Um Gulliver reduzido a um tamanho diminuto, quase imperceptível, não, porém, sem efeitos reais, parece retomar o argumento leibniziano de que além das propriedades mecânicas, os corpos possuem uma realidade metafísica, a força. Neste sentido, o que o rei julgara ter visto é uma unidade de força, uma mônada. No terceiro país a que chega Gulliver – Laputa –, uma ilha flutuante que constituía um círculo perfeito, os habitantes eram tomados por uma inquietação contínua. A causa de suas preocupações era o receio de que os corpos celestes sofressem mudanças em suas posições, deflagrando algum tipo de evento catastrófico. [P]or exemplo, que a Terra, pela contínua aproximação do Sol, venha a ser, afinal, absorvida ou engolida; que a face do Sol, a pouco e pouco, se cubra de uma crosta formada pelos seus próprios eflúvios, e não mais forneça luz ao mundo; que a Terra haja escapado, por um triz, de ser abalroada pela cauda do último cometa, o que a teria infalivelmente reduzido a cinzas; e que o próximo, cuja vinda calculam para daqui a 31 anos, venha provavelmente a destruir-nos.
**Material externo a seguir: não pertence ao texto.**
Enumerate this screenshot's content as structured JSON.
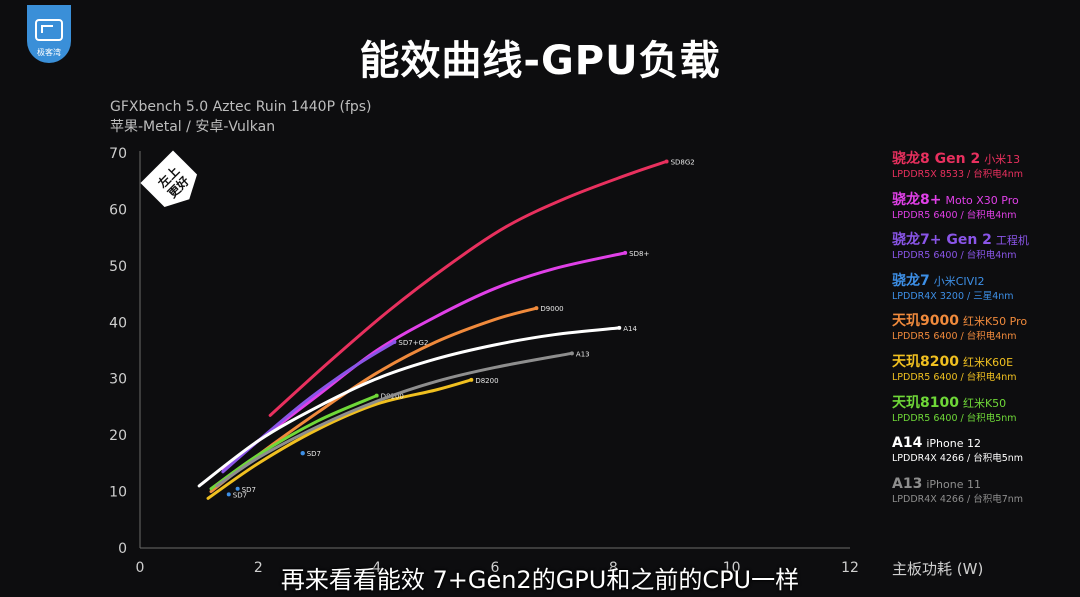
{
  "brand": {
    "logo_text": "极客湾"
  },
  "chart_data": {
    "type": "line",
    "title": "能效曲线-GPU负载",
    "subtitle_lines": [
      "GFXbench 5.0 Aztec Ruin 1440P (fps)",
      "苹果-Metal / 安卓-Vulkan"
    ],
    "xlabel": "主板功耗 (W)",
    "xlim": [
      0,
      12
    ],
    "ylim": [
      0,
      70
    ],
    "xticks": [
      "0",
      "2",
      "4",
      "6",
      "8",
      "10",
      "12"
    ],
    "yticks": [
      "0",
      "10",
      "20",
      "30",
      "40",
      "50",
      "60",
      "70"
    ],
    "badge_lines": [
      "左上",
      "更好"
    ],
    "grid": false,
    "legend_position": "right",
    "series": [
      {
        "name": "骁龙8 Gen 2",
        "device": "小米13",
        "spec": "LPDDR5X 8533 / 台积电4nm",
        "label": "SD8G2",
        "color": "#e8305e",
        "points": [
          [
            2.2,
            23.5
          ],
          [
            3.2,
            33
          ],
          [
            4.2,
            42
          ],
          [
            5.2,
            50
          ],
          [
            6.2,
            57
          ],
          [
            7.2,
            62
          ],
          [
            8.2,
            66
          ],
          [
            8.9,
            68.5
          ]
        ]
      },
      {
        "name": "骁龙8+",
        "device": "Moto X30 Pro",
        "spec": "LPDDR5 6400 / 台积电4nm",
        "label": "SD8+",
        "color": "#e040e8",
        "points": [
          [
            1.4,
            14
          ],
          [
            2,
            19
          ],
          [
            3,
            27
          ],
          [
            4,
            35
          ],
          [
            5,
            41
          ],
          [
            6,
            46
          ],
          [
            7,
            49.5
          ],
          [
            8.2,
            52.3
          ]
        ]
      },
      {
        "name": "骁龙7+ Gen 2",
        "device": "工程机",
        "spec": "LPDDR5 6400 / 台积电4nm",
        "label": "SD7+G2",
        "color": "#8a55e8",
        "points": [
          [
            1.4,
            13.5
          ],
          [
            2,
            19
          ],
          [
            2.8,
            26
          ],
          [
            3.6,
            32
          ],
          [
            4.3,
            36.5
          ]
        ]
      },
      {
        "name": "骁龙7",
        "device": "小米CIVI2",
        "spec": "LPDDR4X 3200 / 三星4nm",
        "label": "SD7",
        "color": "#3d8fe6",
        "points": [
          [
            2.75,
            16.8
          ]
        ]
      },
      {
        "name": "天玑9000",
        "device": "红米K50 Pro",
        "spec": "LPDDR5 6400 / 台积电4nm",
        "label": "D9000",
        "color": "#f08a3c",
        "points": [
          [
            1.2,
            10
          ],
          [
            2,
            16.5
          ],
          [
            3,
            24
          ],
          [
            4,
            31
          ],
          [
            5,
            36.5
          ],
          [
            6,
            40.5
          ],
          [
            6.7,
            42.5
          ]
        ]
      },
      {
        "name": "天玑8200",
        "device": "红米K60E",
        "spec": "LPDDR5 6400 / 台积电4nm",
        "label": "D8200",
        "color": "#f0c020",
        "points": [
          [
            1.15,
            8.8
          ],
          [
            2,
            15
          ],
          [
            3,
            21
          ],
          [
            4,
            25.5
          ],
          [
            5,
            28
          ],
          [
            5.6,
            29.8
          ]
        ]
      },
      {
        "name": "天玑8100",
        "device": "红米K50",
        "spec": "LPDDR5 6400 / 台积电5nm",
        "label": "D8100",
        "color": "#6fd838",
        "points": [
          [
            1.2,
            10.5
          ],
          [
            2,
            16.5
          ],
          [
            3,
            22.5
          ],
          [
            4,
            27
          ]
        ]
      },
      {
        "name": "A14",
        "device": "iPhone 12",
        "spec": "LPDDR4X 4266 / 台积电5nm",
        "label": "A14",
        "color": "#ffffff",
        "points": [
          [
            1,
            11
          ],
          [
            2,
            19
          ],
          [
            3,
            25
          ],
          [
            4,
            30
          ],
          [
            5,
            33.5
          ],
          [
            6,
            36
          ],
          [
            7,
            37.8
          ],
          [
            8.1,
            39
          ]
        ]
      },
      {
        "name": "A13",
        "device": "iPhone 11",
        "spec": "LPDDR4X 4266 / 台积电7nm",
        "label": "A13",
        "color": "#8e8e8e",
        "points": [
          [
            1.3,
            11
          ],
          [
            2,
            16
          ],
          [
            3,
            21.5
          ],
          [
            4,
            26
          ],
          [
            5,
            29.5
          ],
          [
            6,
            32
          ],
          [
            7.3,
            34.5
          ]
        ]
      }
    ],
    "extra_points": [
      {
        "label": "SD7",
        "x": 1.5,
        "y": 9.5,
        "color": "#3d8fe6"
      },
      {
        "label": "SD7",
        "x": 1.65,
        "y": 10.5,
        "color": "#3d8fe6"
      }
    ]
  },
  "caption": "再来看看能效 7+Gen2的GPU和之前的CPU一样"
}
Pois se chegar em seu periélio a uma certa distância do Sol (o que, pelos seus cálculos, têm razões para temer) receberá um grau de calor 10000 vezes mais intenso que o do ferro incandescente; e, ao alongar-se do Sol, carregará uma cauda chamejante de 1 milhão e 14 milhas de comprimento; na qual, ainda que passe a uma distância de 1 milhão de milhas do núcleo, ou corpo principal do planeta, há de a Terra inflamar-se ao atravessá-la, convertendo-se em cinzas: que o Sol, gastando diariamente os seus raios sem qualquer alimento que lhos torne a fornecer, venha, por fim, a se consumir e aniquilar inteiramente; ao que se há de seguir a destruição da Terra e de todos os planetas que dele recebem a sua luz. (SWIFT, 1979, p. 145)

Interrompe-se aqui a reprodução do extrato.